Biz bu değiliz, karada denizde, havada ve savaşlarda her ortamda karşılıklı ekmeğini paylaşmış bir millet bu halde olmamalı. Özellikle yerelde kavga ve gürültülerden, kısır çekişmelerden, kin ve nefret söylemlerinden uzak durmalıyız. Yoksa geleceğimizin çok daha gergin geçeceğini şimdiden söyleyebiliriz…
BU ORTAMLARDA OLAMAM
Şevket Altuğ "sizi neden göremiyoruz?" sorusuna şu cevabı vermiş:
“Türk toplumunun değerleri değişti.
Türk toplumuna sunulan işlerin içerikleri değişti.
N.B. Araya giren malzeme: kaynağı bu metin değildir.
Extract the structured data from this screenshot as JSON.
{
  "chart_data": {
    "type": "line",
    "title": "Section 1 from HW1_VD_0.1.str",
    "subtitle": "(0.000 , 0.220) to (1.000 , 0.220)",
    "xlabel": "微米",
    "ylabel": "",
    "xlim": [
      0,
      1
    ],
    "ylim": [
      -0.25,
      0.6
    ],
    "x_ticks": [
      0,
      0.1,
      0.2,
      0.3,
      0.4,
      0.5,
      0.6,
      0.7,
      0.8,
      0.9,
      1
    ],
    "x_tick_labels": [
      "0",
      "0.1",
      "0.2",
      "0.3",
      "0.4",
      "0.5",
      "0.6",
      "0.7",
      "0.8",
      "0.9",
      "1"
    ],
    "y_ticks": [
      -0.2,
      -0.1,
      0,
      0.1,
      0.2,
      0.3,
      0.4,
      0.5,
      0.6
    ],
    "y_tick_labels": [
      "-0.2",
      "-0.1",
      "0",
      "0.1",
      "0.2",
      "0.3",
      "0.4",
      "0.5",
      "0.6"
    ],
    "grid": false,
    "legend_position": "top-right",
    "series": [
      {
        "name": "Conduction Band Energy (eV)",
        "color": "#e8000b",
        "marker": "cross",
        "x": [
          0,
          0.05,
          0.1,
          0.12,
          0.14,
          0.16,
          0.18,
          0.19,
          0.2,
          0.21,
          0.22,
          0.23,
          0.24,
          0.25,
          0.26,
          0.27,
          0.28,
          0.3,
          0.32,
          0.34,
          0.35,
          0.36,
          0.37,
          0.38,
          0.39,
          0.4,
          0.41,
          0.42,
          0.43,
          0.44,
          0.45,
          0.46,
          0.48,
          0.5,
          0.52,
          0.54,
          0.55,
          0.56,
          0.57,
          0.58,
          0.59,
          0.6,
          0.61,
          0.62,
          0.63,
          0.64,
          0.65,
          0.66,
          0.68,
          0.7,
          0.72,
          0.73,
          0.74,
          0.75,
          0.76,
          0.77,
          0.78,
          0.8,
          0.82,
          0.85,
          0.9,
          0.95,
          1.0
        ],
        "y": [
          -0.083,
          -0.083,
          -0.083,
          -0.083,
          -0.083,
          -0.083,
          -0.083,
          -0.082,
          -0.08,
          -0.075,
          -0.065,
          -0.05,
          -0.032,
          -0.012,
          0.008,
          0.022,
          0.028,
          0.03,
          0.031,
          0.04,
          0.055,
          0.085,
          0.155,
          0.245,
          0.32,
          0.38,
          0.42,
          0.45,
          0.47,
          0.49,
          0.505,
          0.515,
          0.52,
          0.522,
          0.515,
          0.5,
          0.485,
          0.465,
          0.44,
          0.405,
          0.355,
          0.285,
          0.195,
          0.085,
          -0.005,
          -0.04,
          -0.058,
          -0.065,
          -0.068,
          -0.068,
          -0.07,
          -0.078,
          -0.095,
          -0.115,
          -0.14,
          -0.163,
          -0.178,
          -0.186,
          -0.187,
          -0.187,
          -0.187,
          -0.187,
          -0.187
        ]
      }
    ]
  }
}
Yani ben şu andaki içeriklerle hiçbir dizinin içinde olamam.
Eleştiri olarak kabul etsinler, biraz da yaşlılığıma versinler... Bütün yapılan işlerde tabanca, tüfek, millet birbirini öldürüyor.
Bütün erkekler sakallı.
Bizim zamanımızda sakal rol gerekirse bırakılırdı.
Bu ortamda ben olamam.
Çünkü biz yaptığımız işlerde topluma sevgiyi, hoşgörüyü, toleransı, birlikte yaşamayı, dayanışmayı öğretmeye çalıştık.
Böyle bir senaryo ile karşılaşırsam yaşıma rağmen hâlâ oynayabilirim.
Ama karşılaşacağımı da pek zannetmiyorum.”